Véronique Sys, en EARL dans le Nord

Non

 

 
Véronique Sys, en EARL dans le Nord © EARL Sys-d'Hondt
Véronique Sys, en EARL dans le Nord © EARL Sys-d'Hondt

 

Suite à mon installation en 2012, nous avons utilisé de la semence sexée femelle pour produire notre nouvelle référence. Nous nous sommes retrouvés avec trop de femelles. Nous visons 35 % de renouvellement pour ne pas devoir acheter d’animaux. Depuis trois ans, nous génotypons toutes les génisses du troupeau (65 prim’Holstein et quelques brunes à 9 500 kg). Les meilleures femelles du troupeau, qui représentent un tiers des femelles en âge d’être inséminées, sont accouplées en doses sexées femelles. Un autre tiers des femelles sont inséminées avec de la semence conventionnelle en race pure. Le dernier tiers est croisé avec de la semence conventionnelle. La valorisation du veau croisé n’est pas notre priorité. Notre but est que les vaches soient pleines pour faire une lactation et que leur veau parte le plus vite possible. Nous utilisons des taureaux de race blanc bleu belge parce que notre marchand aime ça. Nous avons utilisé des taureaux Angus sur les génisses pour la facilité de vêlage. Ces veaux se vendent au même prix que des Holstein (autour de 50 euros contre 200 euros pour un croisé mâle BBB). Désormais, grâce au génotypage, nous  ne croisons plus de génisses.

Étienne Breton, en Gaec dans l’Orne

Oui 

 

 
Étienne Breton, en Gaec dans l’Orne © F. Mechekour
Étienne Breton, en Gaec dans l’Orne © F. Mechekour

 

Nous croisons des prim’Holstein avec de la semence conventionnelle de taureaux blanc bleu belge depuis cinq ans pour diminuer le nombre de génisses de renouvellement. Cette année, nous avons atteint notre objectif de 80-90 génisses pour un troupeau de 240 vaches.

Avec l’aide de notre inséminateur, nous avons trié nos génisses. Celles qui ont un ISU inférieur à 150 points (environ la moitié) seront inséminées avec de la semence conventionnelle de taureaux Angus. Les vêlages sont faciles. Nous vendrons les veaux mâles. Les génisses seront élevées et abattues à 2 ans. Nous avons un débouché avec Agrial.

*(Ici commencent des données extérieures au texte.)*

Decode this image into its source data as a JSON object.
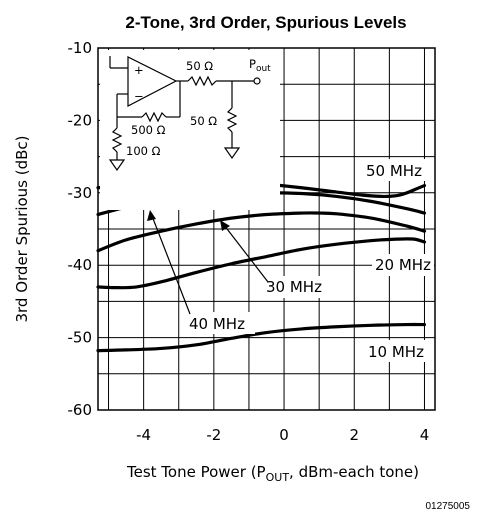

Et nous allons inséminer 140 vaches avec du blanc bleu belge, dont une dizaine avec des doses sexées mâles pour essayer. Les veaux mâles se vendent 100 euros de plus que les femelles. Mais la dose sexée coûte dix euros de plus (19 euros contre 9 euros). Le taux de réussite à l’IA est inférieur. On n’en utilisera pas sur les vaches négatives en fertilité. Nous ne voulons pas dégrader l’intervalle vêlage-vêlage.